Dipartimento disABILITÀ ItaliaViva B.A.T: «Le priorità della città e dei cittadini: non di certo il Cine-museo»

«Una buona Amministrazione si misura con la capacità di migliorare la vita quotidiana della comunità, a partire da chi ha più bisogno»

lunedì 14 settembre 2026 9.31
«A Canosa di Puglia si discute da tempo del progetto relativo al futuro Cine-museo dedicato a Lino Banfi, un'iniziativa culturale che può avere valore simbolico per la comunità. La decisione dell'Amministrazione di finanziare l'opera attraverso la vendita di immobili comunali produttivi ha generato un dibattito pubblico, soprattutto in relazione all'impatto che tali scelte possono avere sulle persone più fragili, sulle famiglie in difficoltà e sui cittadini con disabilità. Le comunità che riescono a migliorare il benessere dei cittadini lo fanno investendo prima di tutto in accessibilità, servizi essenziali, manutenzione urbana, mobilità sicura, inclusione e cura del territorio. Canosa possiede un patrimonio archeologico di grande valore, riconosciuto a livello nazionale, composto da ipogei, percorsi storici e testimonianze romane», si legge nella nota del Dipartimento disABILITÀ ItaliaViva B.A.T.

«Si tratta di un patrimonio già esistente e potenzialmente attrattivo, che potrebbe essere valorizzato attraverso interventi accessibili e fruibili da tutti, comprese le persone con disabilità motorie, sensoriali e cognitive. Nel frattempo, la città continua a confrontarsi con criticità che incidono in modo significativo sulla vita quotidiana dei cittadini. Le strade dissestate rappresentano un ostacolo per chi utilizza ausili per la mobilità. Le disinfestazioni non sempre risultano sufficienti e la presenza di animali infestanti può creare disagi alle famiglie più vulnerabili. La mancata manutenzione del verde pubblico e degli alberi può generare situazioni di rischio in caso di eventi atmosferici intensi. In diverse aree urbane la carenza di manutenzione ordinaria si traduce in barriere architettoniche e sociali che limitano autonomia e partecipazione. Fare politica significa rispondere ai bisogni reali della comunità, con particolare attenzione alle persone con disabilità e alle famiglie che vivono condizioni di fragilità. Significa garantire servizi essenziali, accessibilità urbana, cura del territorio, sicurezza, decoro, sostegno alle famiglie e percorsi inclusivi che non lascino indietro nessuno. Significa investire in ciò che può generare sviluppo concreto: la valorizzazione del patrimonio esistente, la manutenzione della città, la rimozione delle barriere architettoniche e il supporto alle persone più vulnerabili.

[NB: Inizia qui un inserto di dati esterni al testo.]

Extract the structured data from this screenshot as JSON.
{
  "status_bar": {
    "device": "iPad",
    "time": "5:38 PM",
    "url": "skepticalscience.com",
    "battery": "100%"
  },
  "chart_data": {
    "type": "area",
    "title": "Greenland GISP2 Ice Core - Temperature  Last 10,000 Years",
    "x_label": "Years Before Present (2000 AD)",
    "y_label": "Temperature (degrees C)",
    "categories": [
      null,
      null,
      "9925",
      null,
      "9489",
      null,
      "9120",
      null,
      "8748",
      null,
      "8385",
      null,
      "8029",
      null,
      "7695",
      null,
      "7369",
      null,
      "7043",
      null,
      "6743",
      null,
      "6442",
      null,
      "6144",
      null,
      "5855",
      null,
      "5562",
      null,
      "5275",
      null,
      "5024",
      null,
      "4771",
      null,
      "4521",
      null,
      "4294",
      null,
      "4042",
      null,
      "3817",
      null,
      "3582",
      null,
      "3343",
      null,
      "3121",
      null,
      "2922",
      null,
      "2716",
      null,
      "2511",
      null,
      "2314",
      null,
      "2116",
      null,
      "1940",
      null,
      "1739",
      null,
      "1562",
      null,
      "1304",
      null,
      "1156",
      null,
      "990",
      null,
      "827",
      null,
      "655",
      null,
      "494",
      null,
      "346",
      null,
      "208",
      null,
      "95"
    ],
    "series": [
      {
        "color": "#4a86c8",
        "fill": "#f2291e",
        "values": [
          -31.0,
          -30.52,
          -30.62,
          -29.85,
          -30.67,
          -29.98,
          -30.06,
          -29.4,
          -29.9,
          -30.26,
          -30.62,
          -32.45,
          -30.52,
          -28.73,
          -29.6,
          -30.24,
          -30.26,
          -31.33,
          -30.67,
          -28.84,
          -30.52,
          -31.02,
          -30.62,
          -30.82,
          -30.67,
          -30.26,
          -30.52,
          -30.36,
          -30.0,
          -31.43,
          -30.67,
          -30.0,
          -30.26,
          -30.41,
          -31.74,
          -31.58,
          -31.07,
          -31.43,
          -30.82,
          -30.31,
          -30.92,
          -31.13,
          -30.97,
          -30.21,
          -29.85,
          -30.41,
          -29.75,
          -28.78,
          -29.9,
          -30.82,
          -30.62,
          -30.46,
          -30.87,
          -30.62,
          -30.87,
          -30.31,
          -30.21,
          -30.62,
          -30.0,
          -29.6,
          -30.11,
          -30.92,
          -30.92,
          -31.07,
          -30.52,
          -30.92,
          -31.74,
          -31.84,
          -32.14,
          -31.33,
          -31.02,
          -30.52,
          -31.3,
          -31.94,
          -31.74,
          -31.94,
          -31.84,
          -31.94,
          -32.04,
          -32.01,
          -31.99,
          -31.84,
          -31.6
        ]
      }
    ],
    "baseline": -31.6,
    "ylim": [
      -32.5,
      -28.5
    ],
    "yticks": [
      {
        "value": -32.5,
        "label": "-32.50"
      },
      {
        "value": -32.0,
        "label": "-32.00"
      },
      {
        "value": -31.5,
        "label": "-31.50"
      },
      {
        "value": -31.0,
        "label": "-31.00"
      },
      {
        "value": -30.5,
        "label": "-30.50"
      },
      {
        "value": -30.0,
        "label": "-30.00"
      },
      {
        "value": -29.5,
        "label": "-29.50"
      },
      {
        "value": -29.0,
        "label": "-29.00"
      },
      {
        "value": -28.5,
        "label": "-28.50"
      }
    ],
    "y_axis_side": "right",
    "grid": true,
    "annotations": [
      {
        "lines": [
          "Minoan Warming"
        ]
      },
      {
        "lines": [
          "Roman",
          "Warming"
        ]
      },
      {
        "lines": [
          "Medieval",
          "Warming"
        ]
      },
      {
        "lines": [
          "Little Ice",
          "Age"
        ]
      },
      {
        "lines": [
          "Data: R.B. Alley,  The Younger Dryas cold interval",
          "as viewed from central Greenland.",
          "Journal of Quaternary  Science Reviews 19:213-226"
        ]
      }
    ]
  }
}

Le Responsabili del Dipartimento disABILITÀ ItaliaViva B.A.T., nelle persone di Raffaella Sfregola e Dorotea de Candia, chiedono che le risorse pubbliche del Comune di Canosa di Puglia siano impiegate in modo coerente con le esigenze dei cittadini. Una buona Amministrazione si misura con la capacità di migliorare la vita quotidiana della comunità, a partire da chi ha più bisogno».